In the wake of Google and Facebook placing bans on cryptocurrency ads social giant Twitter has decided to follow suit — despite moves by its own CEO to promote Bitcoin with little reservation.

Sky News reported that the social media giant is preparing a ban that would prohibit all advertisements from the sector. There has been no official statement from Twitter.

The ban, which is reportedly to be implemented over the next two weeks, is on advertisements for cryptocurrencies and related content, including initial coin offerings (ICOs), cryptocurrency exchanges, wallets and trading advice services.

The platform is taking a stance similar to Google and Facebook, which restricted ICO advertisements on concerns over investor vulnerability.

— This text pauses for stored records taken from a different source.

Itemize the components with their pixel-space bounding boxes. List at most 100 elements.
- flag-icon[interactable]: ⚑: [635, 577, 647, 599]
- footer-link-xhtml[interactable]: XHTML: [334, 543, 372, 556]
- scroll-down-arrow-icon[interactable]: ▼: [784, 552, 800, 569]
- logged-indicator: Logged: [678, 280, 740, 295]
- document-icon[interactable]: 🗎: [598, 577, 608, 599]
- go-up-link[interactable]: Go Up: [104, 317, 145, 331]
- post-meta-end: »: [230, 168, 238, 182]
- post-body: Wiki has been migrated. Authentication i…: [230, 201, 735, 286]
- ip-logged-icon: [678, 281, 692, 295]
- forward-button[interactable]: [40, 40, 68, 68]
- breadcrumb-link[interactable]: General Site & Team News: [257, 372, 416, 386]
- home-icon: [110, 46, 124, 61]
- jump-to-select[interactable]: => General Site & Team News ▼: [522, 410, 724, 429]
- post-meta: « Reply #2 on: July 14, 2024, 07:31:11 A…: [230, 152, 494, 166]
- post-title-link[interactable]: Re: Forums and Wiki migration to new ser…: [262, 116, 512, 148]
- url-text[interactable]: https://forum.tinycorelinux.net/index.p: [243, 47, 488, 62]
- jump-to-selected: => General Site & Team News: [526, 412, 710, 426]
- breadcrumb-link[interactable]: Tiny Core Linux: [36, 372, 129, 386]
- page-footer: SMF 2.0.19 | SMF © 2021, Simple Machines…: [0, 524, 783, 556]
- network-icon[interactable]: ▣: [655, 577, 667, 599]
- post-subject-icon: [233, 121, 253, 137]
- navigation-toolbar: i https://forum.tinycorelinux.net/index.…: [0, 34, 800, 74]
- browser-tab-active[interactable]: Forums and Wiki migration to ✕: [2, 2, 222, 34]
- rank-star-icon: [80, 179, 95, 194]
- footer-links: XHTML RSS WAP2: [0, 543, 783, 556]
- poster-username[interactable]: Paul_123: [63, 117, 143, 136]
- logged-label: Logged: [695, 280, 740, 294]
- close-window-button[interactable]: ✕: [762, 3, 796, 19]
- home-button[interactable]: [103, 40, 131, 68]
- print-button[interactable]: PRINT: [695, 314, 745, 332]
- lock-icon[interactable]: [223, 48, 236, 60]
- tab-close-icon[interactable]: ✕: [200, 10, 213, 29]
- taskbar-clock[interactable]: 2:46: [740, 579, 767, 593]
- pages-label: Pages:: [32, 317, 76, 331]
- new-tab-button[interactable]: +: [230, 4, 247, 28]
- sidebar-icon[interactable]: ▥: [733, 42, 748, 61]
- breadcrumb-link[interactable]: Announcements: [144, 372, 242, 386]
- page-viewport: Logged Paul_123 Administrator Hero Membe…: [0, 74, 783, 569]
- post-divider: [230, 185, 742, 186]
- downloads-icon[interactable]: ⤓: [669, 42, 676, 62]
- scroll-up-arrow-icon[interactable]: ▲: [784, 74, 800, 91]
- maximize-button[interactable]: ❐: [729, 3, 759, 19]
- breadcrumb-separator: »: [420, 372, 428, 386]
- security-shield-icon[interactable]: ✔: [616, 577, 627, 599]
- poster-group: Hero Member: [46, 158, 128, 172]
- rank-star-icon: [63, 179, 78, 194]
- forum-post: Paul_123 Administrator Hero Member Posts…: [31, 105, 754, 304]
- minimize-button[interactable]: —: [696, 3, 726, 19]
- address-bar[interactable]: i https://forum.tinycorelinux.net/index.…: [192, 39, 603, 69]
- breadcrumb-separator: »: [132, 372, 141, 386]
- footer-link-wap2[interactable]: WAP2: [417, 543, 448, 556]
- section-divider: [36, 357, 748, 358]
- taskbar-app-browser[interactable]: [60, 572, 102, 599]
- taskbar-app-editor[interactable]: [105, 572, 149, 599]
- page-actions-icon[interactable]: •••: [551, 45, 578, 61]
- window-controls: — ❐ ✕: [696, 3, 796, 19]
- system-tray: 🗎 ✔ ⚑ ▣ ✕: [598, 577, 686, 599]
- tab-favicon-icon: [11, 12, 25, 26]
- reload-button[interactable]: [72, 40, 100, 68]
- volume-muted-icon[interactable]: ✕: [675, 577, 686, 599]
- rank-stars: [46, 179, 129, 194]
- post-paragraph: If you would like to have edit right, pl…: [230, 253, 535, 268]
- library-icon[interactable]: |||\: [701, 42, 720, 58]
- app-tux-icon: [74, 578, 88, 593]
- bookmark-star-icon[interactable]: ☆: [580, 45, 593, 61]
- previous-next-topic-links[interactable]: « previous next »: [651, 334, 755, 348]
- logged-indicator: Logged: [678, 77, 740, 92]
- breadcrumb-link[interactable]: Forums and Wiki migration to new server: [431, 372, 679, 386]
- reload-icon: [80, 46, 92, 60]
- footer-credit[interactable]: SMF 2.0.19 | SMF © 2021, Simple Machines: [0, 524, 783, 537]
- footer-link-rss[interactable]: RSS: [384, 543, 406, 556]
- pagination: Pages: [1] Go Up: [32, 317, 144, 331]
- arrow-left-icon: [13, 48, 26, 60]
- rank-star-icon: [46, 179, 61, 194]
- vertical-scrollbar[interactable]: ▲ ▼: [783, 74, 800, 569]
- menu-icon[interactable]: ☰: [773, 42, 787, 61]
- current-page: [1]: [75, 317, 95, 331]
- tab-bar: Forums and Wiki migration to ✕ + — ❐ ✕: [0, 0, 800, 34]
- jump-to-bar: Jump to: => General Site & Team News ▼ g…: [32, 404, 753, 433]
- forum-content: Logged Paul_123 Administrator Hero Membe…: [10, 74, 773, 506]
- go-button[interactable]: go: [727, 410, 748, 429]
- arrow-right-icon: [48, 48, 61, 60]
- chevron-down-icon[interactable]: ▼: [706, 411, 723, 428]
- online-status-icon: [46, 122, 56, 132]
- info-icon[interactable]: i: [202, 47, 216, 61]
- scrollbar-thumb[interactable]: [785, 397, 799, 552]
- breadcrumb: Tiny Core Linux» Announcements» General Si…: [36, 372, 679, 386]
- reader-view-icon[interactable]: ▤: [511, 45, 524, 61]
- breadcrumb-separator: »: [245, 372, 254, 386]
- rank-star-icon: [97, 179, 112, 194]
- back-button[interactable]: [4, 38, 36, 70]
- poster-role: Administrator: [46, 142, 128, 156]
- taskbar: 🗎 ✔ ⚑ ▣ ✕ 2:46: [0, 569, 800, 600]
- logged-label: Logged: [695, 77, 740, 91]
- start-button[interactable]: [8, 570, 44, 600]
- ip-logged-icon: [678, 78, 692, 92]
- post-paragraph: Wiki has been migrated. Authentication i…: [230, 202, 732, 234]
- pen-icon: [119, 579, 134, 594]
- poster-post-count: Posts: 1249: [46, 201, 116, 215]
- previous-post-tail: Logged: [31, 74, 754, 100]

Facebook started in January with an announcement that the social media behemoth would prohibit ads that promote financial products and services that are “frequently associated with misleading or deceptive promotional activities.

Google followed in early March with an announcement that starting in June the search engine would include cryptocurrency in its restricted list, effectively banning ads for cryptocurrencies and related content, including ICOs.

The news correlated with a drastic drop in the price of Bitcoin, which has been in a bearish trend after hitting massive highs in late 2017.

Twitter itself has hosted cryptocurrency scammers who often impersonate celebrities in order to target vulnerable investors.

The scam, which is prevalent on the platform, uses the fake accounts of celebrity figures to lure people into sending cryptocurrency to them with a promise of greater return.

Twitter CEO Jack Dorsey however, is pro blockchain, and has shown his support through significant investment in the Lightning network, one of the next key steps in Bitcoin development.

He is also CEO of Square Cash, which expanded its Bitcoin buying and selling functionality to all of its users in January of this year.

G20 action

Concerns over financial stability, money laundering, and terrorist financing have put a global spotlight on cryptocurrencies, which are on the agenda of this weeks G20 meeting in Buenos Aires.

Bank of England governor Mark Carney last week called for recognition of the problems with cryptocurrencies, including potential risks to financial stability.

“There are a number of problems with cryptocurrencies. They are small now but they are getting bigger,” Carney said.

“We will talk about them at the G20 meeting and we are talking about them now in the Bank of England. The Financial Policy Committee is looking at the risks to financial stability.

“There are issues for authorities who deal with money laundering, terrorist financing and price fixing. There have been a number of incidents of theft – not just big crimes but also steady thefts from people’s wallets.

“The operational standards of these currencies are nowhere near where they need to be.”